La première étape pour faire passer un message est de créer ou d’infiltrer des groupes préexistants sur les réseaux sociaux et, comme Viber ne limite pas le nombre de participants dans une communauté ou un canal, cela « joue directement » dans leur stratégie, le dit le rapport.
Même si les groupes qu’ils infiltrent sont considérés comme apolitiques, les propagandistes « exploitent les intérêts déclarés de leurs membres pour élaborer des messages politiques susceptibles de trouver un écho », indique le rapport.
Les membres du groupe peuvent parfois être des comptes « fantoches », de faux profils fabriqués par de mauvais acteurs pour représenter une personne ou une entreprise « avec un point de vue particulier », indique le rapport.
Bien qu’il s’agisse d’une tactique de désinformation courante sur les réseaux sociaux, les comptes de marionnettes chaussettes sont « sans doute plus problématiques » sur les applications de messagerie car ils sont « plus obscurs ».

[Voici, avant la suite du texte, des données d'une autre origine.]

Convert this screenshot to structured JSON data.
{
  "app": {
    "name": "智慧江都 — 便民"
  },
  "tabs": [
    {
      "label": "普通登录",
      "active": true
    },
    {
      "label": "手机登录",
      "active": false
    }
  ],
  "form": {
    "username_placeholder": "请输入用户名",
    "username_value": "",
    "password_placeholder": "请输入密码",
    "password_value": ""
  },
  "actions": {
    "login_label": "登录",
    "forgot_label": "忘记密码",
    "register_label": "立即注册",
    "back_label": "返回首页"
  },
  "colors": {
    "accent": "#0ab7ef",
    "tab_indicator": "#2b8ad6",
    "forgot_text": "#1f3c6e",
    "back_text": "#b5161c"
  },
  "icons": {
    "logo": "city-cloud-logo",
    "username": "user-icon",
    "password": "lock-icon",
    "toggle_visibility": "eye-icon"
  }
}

Les propagandistes peuvent également publier simultanément le même message sur plusieurs réseaux sociaux.
Sur Telegram, par exemple, les utilisateurs créent des robots qui automatisent le partage de contenu vers X. Une autre application indienne appelée ShareChat permet aux utilisateurs de publier du contenu Telegram sur WhatsApp et d’autres plateformes appartenant à Meta, comme Facebook et Instagram.
La combinaison de toutes ces tactiques crée ce que les chercheurs appellent des « boucles de rétroaction » dans lesquelles le même contenu continue à « apparaître dans différentes parties de l’écosystème de la plateforme », selon le rapport.
Recommandations pour les applications de messagerie
Les chercheurs affirment que l’un des défis de ces applications est que, même si le cryptage peut être utilisé à des fins de dissimulation par les propagandistes, il peut être utile aux militants « risquant d’être surveillés ».
Dans cette optique, les auteurs proposent une longue liste de recommandations aux sociétés d’applications de messagerie, telles que la mise en place de limites de création de comptes et un contrôle plus strict des comptes professionnels.
Pour les décideurs politiques, le rapport suggère d’inclure les plateformes de messagerie cryptées dans la réglementation existante, mais de ne pas l’affaiblir.
« La valeur des messages cryptés pour les défenseurs des droits humains et pour la société dans son ensemble dépasse la menace de désinformation sur les applications de chat cryptées », indique le rapport.
Une façon d’y parvenir consiste à forcer les entreprises à divulguer des informations neutres sur le contenu sur la manière dont leurs politiques et leurs systèmes d’application contribuent à lutter contre la désinformation.